It’s happened again. For the third time in the past three years, the servers that help run The Washington Post’s web presence have been hacked. According to the publication, hackers gained access to the user names and passwords of its employees.
The extent of the damage in unknown, but The Washington Post asked all employees to switch their user names and passwords as a precautionary measure. Though employee passwords are protected by encryption, the statement notes that cyber criminals have at times shown the ability to crack encrypted passwords.
According to Kris Coratti, a representative for The Washington Post, the attacks occurred over the course of days. Here’s what Coratti had to say.
“This is an ongoing investigation, but we believe it was a few days at most.”
Fortunately, there doesn’t seem to be any indication that consumer data, including credit card information or addresses, were exposed as a result of the attacks.

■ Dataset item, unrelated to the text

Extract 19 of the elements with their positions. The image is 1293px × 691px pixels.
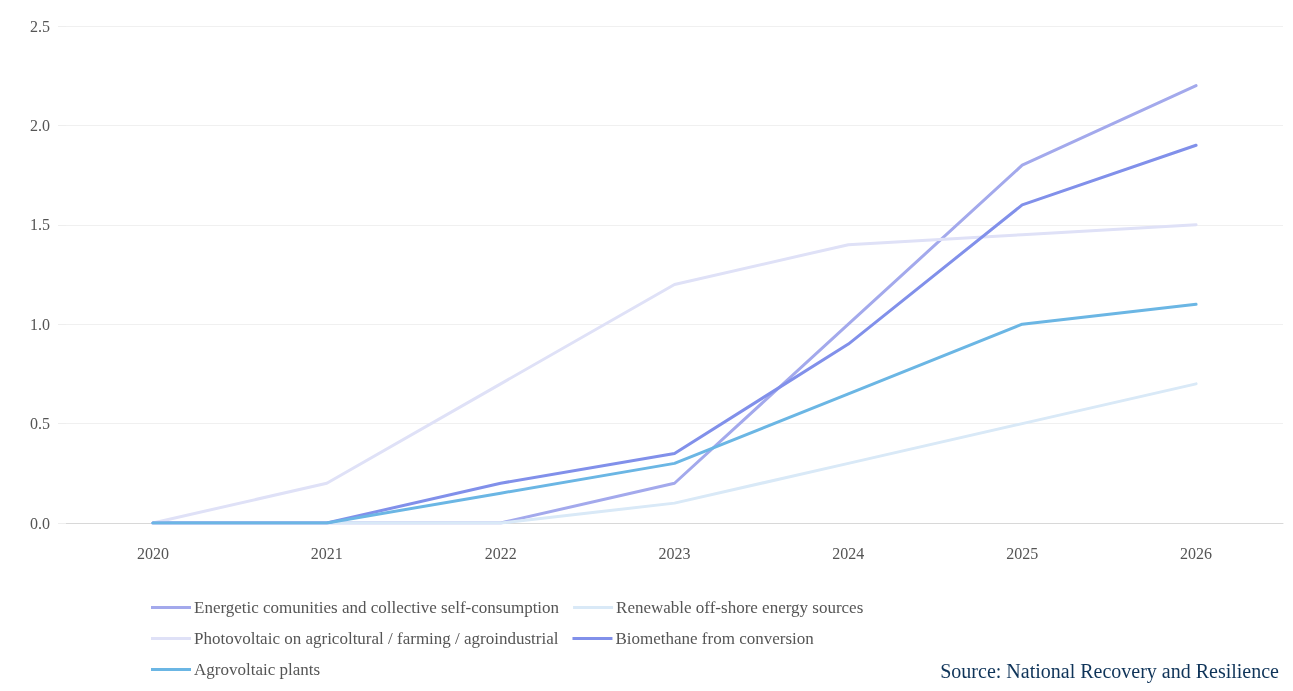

There also don’t appear to be any signs that the infiltrators were able to attain employee personal information, access to emails or the site’s publishing apparatus.

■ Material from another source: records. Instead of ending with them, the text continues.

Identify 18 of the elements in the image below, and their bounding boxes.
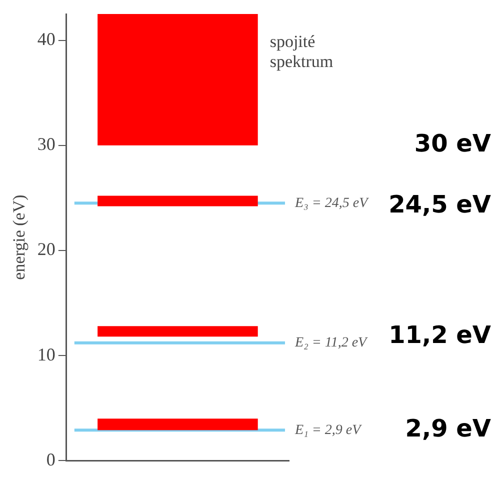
y-tick-label: 0 (46, 449, 56, 470)
y-tick-label: 10 (37, 344, 56, 364)
y-tick-label: 40 (37, 29, 56, 50)
y-axis-title: energie (eV) (10, 194, 29, 280)
bar (98, 196, 258, 206)
bar (98, 326, 258, 337)
bar (98, 14, 258, 146)
y-tick-label: 30 (37, 134, 56, 154)
annotation: 30 eV (414, 130, 492, 158)
ref-line-label: E₂ = 11,2 eV (294, 336, 368, 351)
bar (98, 418, 258, 430)
annotation: 2,9 eV (405, 414, 492, 442)
ref-line-label: E₃ = 24,5 eV (294, 196, 370, 211)
annotation: 11,2 eV (388, 320, 492, 349)
annotation: 24,5 eV (388, 190, 492, 219)
series-label: spojité spektrum (270, 32, 334, 71)
ref-line-label: E₁ = 2,9 eV (294, 422, 362, 438)
y-tick-label: 20 (37, 239, 56, 260)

The Washington Post officials stated that the attacks originated from a server used by company staff located outside of the U.S. The most recent attack before this new hit occurred in August, when Syrian Electronic Army hackers were able to redirect people who visited The Washington Post’s site, to their own web page.
It’ll be interesting to see whether The Washington Post can fend off future attacks, and what conclusions will be made once investigations are concluded and concrete findings are presented.